Former ICE New York Field Office Deputy Director Scott Mechkowski dismissed the claims as a complete hoax and said that activist groups are helping detainees pay for their commissary snacks.
“A hunger strike at Delaney Hall? Where the commissary sells out every single week and they can’t keep Flamin’ Hot Cheetos on the shelf. These folks are loading up on tuna steak, teriyaki chicken, Doritos and candy by the handful but sure, they’re starving,” he told The Daily Wire.
“Nothing says ‘hunger strike’ like clearing out the snack aisle. The only thing going hungry around here is the story they’re trying to sell you,” he added.
Commissary sales at Delaney Hall surged 161%, jumping from $11,498 on May 26 to $30,013 on June 1, according to internal data obtained by The Daily Wire. During that time, the detainee population fell from 724 to 621.
The raw numbers in that blockquote are hard to ignore: commissary sales jumping 161 percent while the detained population dropped by more than 100 people. Those figures, if accurate, undercut a narrative of deprivation and suggest a different kind of crisis—one where messaging, not meals, is the weapon. Republican commentators point to that gap as proof the episode has been gamed.

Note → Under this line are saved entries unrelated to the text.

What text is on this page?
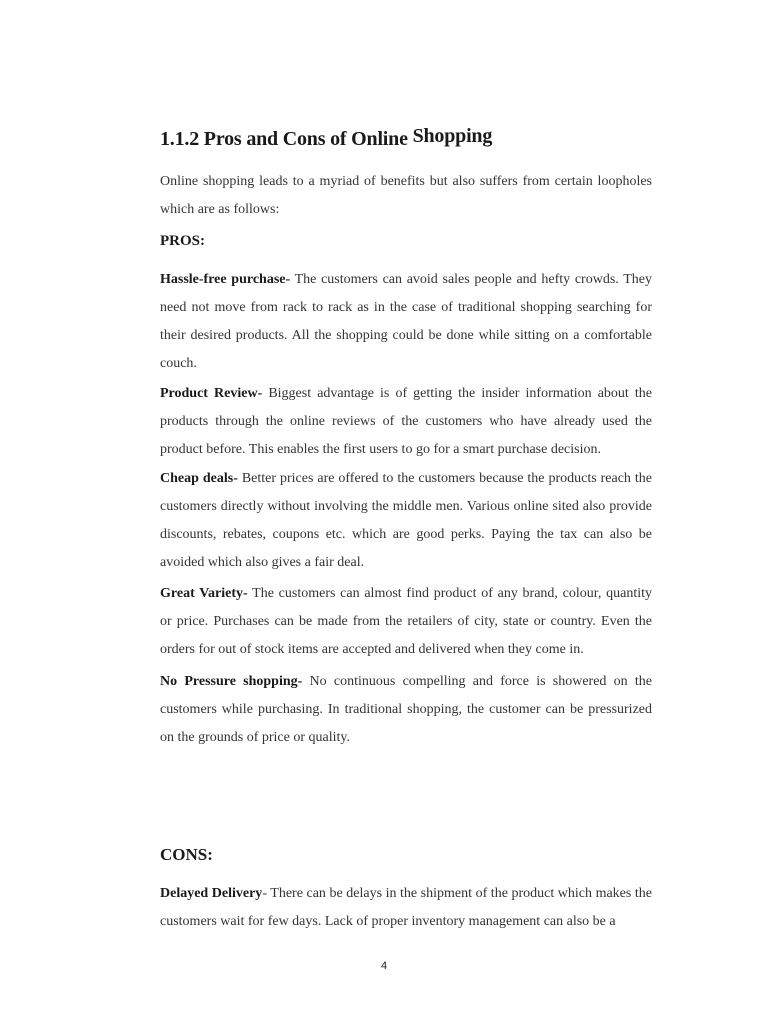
1.1.2 Pros and Cons of Online Shopping
Online shopping leads to a myriad of benefits but also suffers from certain loopholes which are as follows:
PROS:
Hassle-free purchase- The customers can avoid sales people and hefty crowds. They need not move from rack to rack as in the case of traditional shopping searching for their desired products. All the shopping could be done while sitting on a comfortable couch.
Product Review- Biggest advantage is of getting the insider information about the products through the online reviews of the customers who have already used the product before. This enables the first users to go for a smart purchase decision.
Cheap deals- Better prices are offered to the customers because the products reach the customers directly without involving the middle men. Various online sited also provide discounts, rebates, coupons etc. which are good perks. Paying the tax can also be avoided which also gives a fair deal.
Great Variety- The customers can almost find product of any brand, colour, quantity or price. Purchases can be made from the retailers of city, state or country. Even the orders for out of stock items are accepted and delivered when they come in.
No Pressure shopping- No continuous compelling and force is showered on the customers while purchasing. In traditional shopping, the customer can be pressurized on the grounds of price or quality.
CONS:
Delayed Delivery- There can be delays in the shipment of the product which makes the customers wait for few days. Lack of proper inventory management can also be a
4
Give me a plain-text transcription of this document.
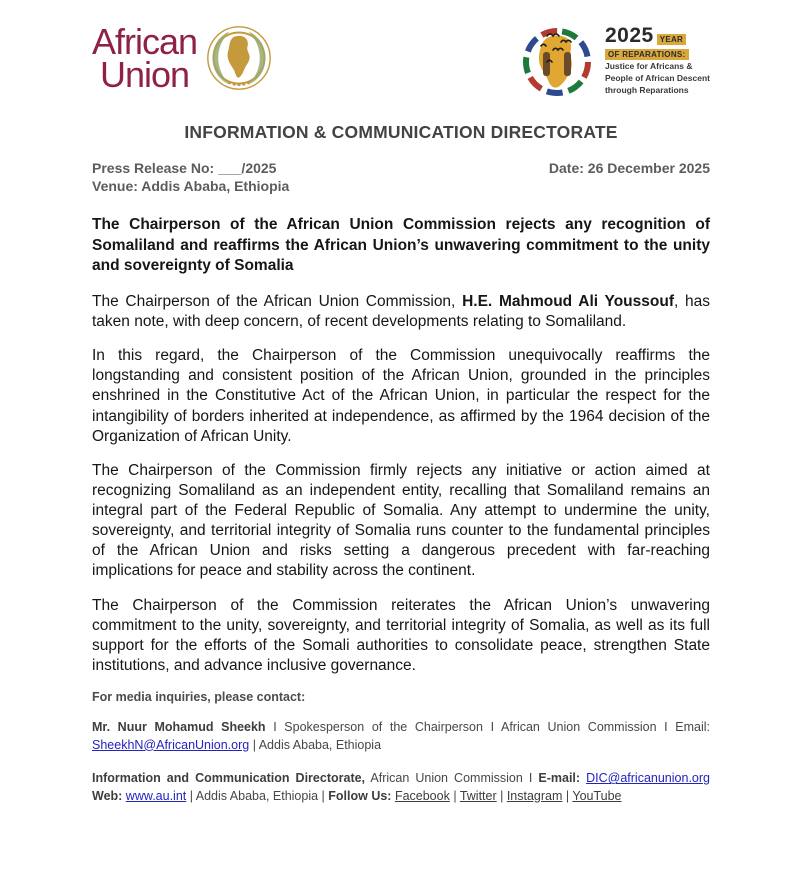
African
Union
2025 YEAR
OF REPARATIONS:
Justice for Africans &
People of African Descent
through Reparations
INFORMATION & COMMUNICATION DIRECTORATE
Press Release No: ___/2025
Venue: Addis Ababa, Ethiopia
Date: 26 December 2025

The Chairperson of the African Union Commission rejects any recognition of Somaliland and reaffirms the African Union’s unwavering commitment to the unity and sovereignty of Somalia

The Chairperson of the African Union Commission, H.E. Mahmoud Ali Youssouf, has taken note, with deep concern, of recent developments relating to Somaliland.

In this regard, the Chairperson of the Commission unequivocally reaffirms the longstanding and consistent position of the African Union, grounded in the principles enshrined in the Constitutive Act of the African Union, in particular the respect for the intangibility of borders inherited at independence, as affirmed by the 1964 decision of the Organization of African Unity.

The Chairperson of the Commission firmly rejects any initiative or action aimed at recognizing Somaliland as an independent entity, recalling that Somaliland remains an integral part of the Federal Republic of Somalia. Any attempt to undermine the unity, sovereignty, and territorial integrity of Somalia runs counter to the fundamental principles of the African Union and risks setting a dangerous precedent with far-reaching implications for peace and stability across the continent.

The Chairperson of the Commission reiterates the African Union’s unwavering commitment to the unity, sovereignty, and territorial integrity of Somalia, as well as its full support for the efforts of the Somali authorities to consolidate peace, strengthen State institutions, and advance inclusive governance.

For media inquiries, please contact:
Mr. Nuur Mohamud Sheekh I Spokesperson of the Chairperson I African Union Commission I Email:
SheekhN@AfricanUnion.org | Addis Ababa, Ethiopia
Information and Communication Directorate, African Union Commission I E-mail: DIC@africanunion.org
Web: www.au.int | Addis Ababa, Ethiopia | Follow Us: Facebook | Twitter | Instagram | YouTube
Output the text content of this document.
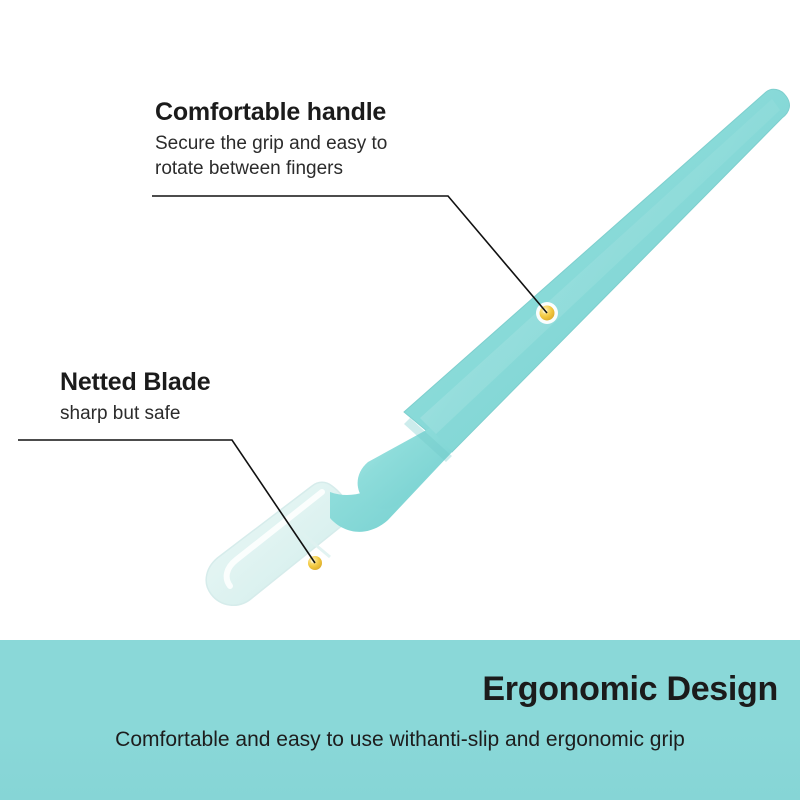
Comfortable handle
Secure the grip and easy to
rotate between fingers
Netted Blade
sharp but safe
Ergonomic Design
Comfortable and easy to use withanti-slip and ergonomic grip
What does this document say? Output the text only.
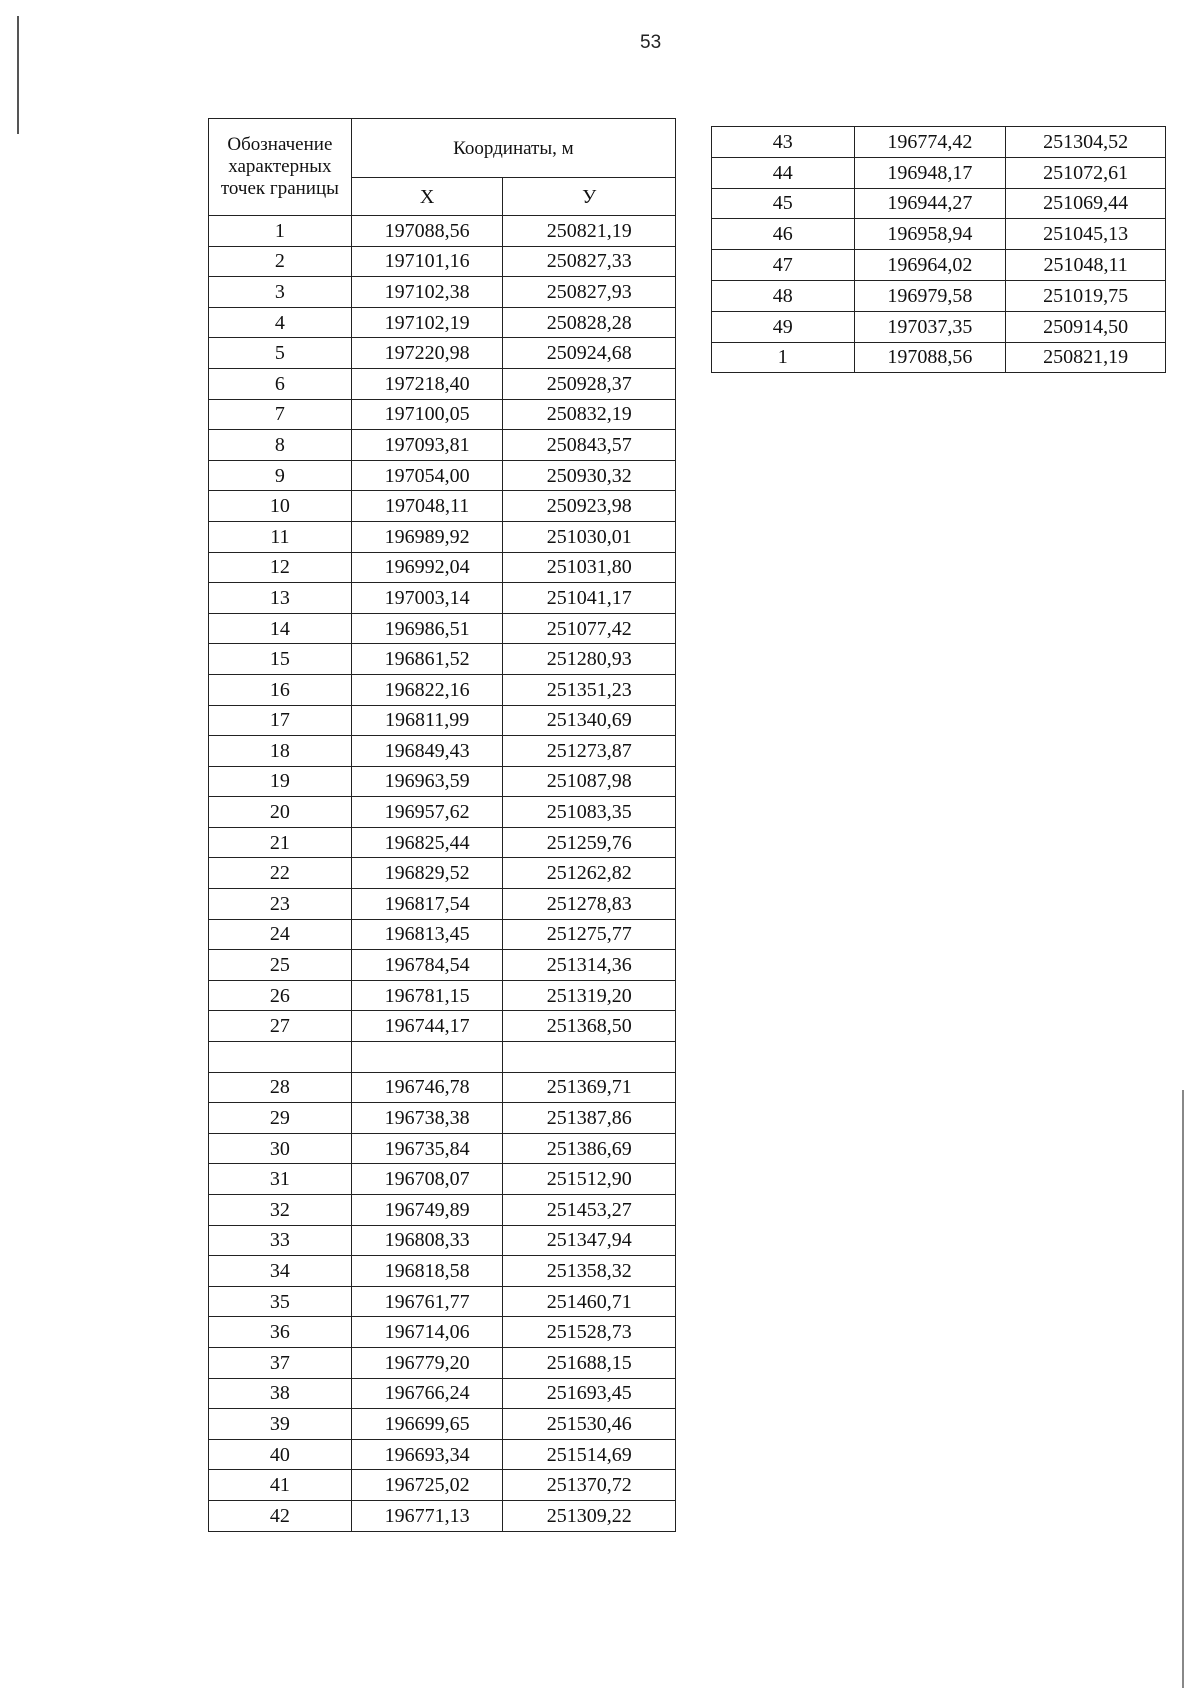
53
Обозначение характерных точек границы	Координаты, м	
	X	У
1	197088,56	250821,19
2	197101,16	250827,33
3	197102,38	250827,93
4	197102,19	250828,28
5	197220,98	250924,68
6	197218,40	250928,37
7	197100,05	250832,19
8	197093,81	250843,57
9	197054,00	250930,32
10	197048,11	250923,98
11	196989,92	251030,01
12	196992,04	251031,80
13	197003,14	251041,17
14	196986,51	251077,42
15	196861,52	251280,93
16	196822,16	251351,23
17	196811,99	251340,69
18	196849,43	251273,87
19	196963,59	251087,98
20	196957,62	251083,35
21	196825,44	251259,76
22	196829,52	251262,82
23	196817,54	251278,83
24	196813,45	251275,77
25	196784,54	251314,36
26	196781,15	251319,20
27	196744,17	251368,50

28	196746,78	251369,71
29	196738,38	251387,86
30	196735,84	251386,69
31	196708,07	251512,90
32	196749,89	251453,27
33	196808,33	251347,94
34	196818,58	251358,32
35	196761,77	251460,71
36	196714,06	251528,73
37	196779,20	251688,15
38	196766,24	251693,45
39	196699,65	251530,46
40	196693,34	251514,69
41	196725,02	251370,72
42	196771,13	251309,22
43	196774,42	251304,52
44	196948,17	251072,61
45	196944,27	251069,44
46	196958,94	251045,13
47	196964,02	251048,11
48	196979,58	251019,75
49	197037,35	250914,50
1	197088,56	250821,19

Border czar Tom Homan’s visit added another layer: he reportedly ate the same cafeteria food as detainees and described it as acceptable. That matters because Homan brings operational experience and a law-and-order perspective many feel is missing from the public debate. His presence also forced a clearer look at what was actually happening inside the facility.
Outside Delaney Hall, clashes between anti-ICE protesters and law enforcement escalated to the point where state police were deployed to restore order. Barricades went up and visitation was temporarily suspended while authorities sorted out security and crowd control. For people focused on public safety, that breakdown in order is its own story.
Republican critics argue that supporters of open borders and activist groups are weaponizing humanitarian rhetoric to score political points. They point to commissary purchases and alleged donor-funded commissary credit as evidence that some demonstrations are curated spectacles. That critique is meant to shift the conversation from accusations about food quality to questions about accountability and honesty.
The names involved—Rep. Jerry Nadler on the left and officials like Scott Mechkowski and Tom Homan on the right—illustrate a broader divide. One side raises health and human rights alarms, the other side demands facts, receipts, and a simple check of reality. The Delaney Hall episode is likely to become a reference point in future fights over detention conditions and oversight.
What happens next will depend on transparency and willingness to let independent monitors verify conditions without being swept up in partisan theater. Conservative readers will watch whether internal data, commissary records, and eyewitness reports are treated as evidence or dismissed to preserve a preferred narrative. Either way, the incident shows how fast a local issue can become a national political flashpoint.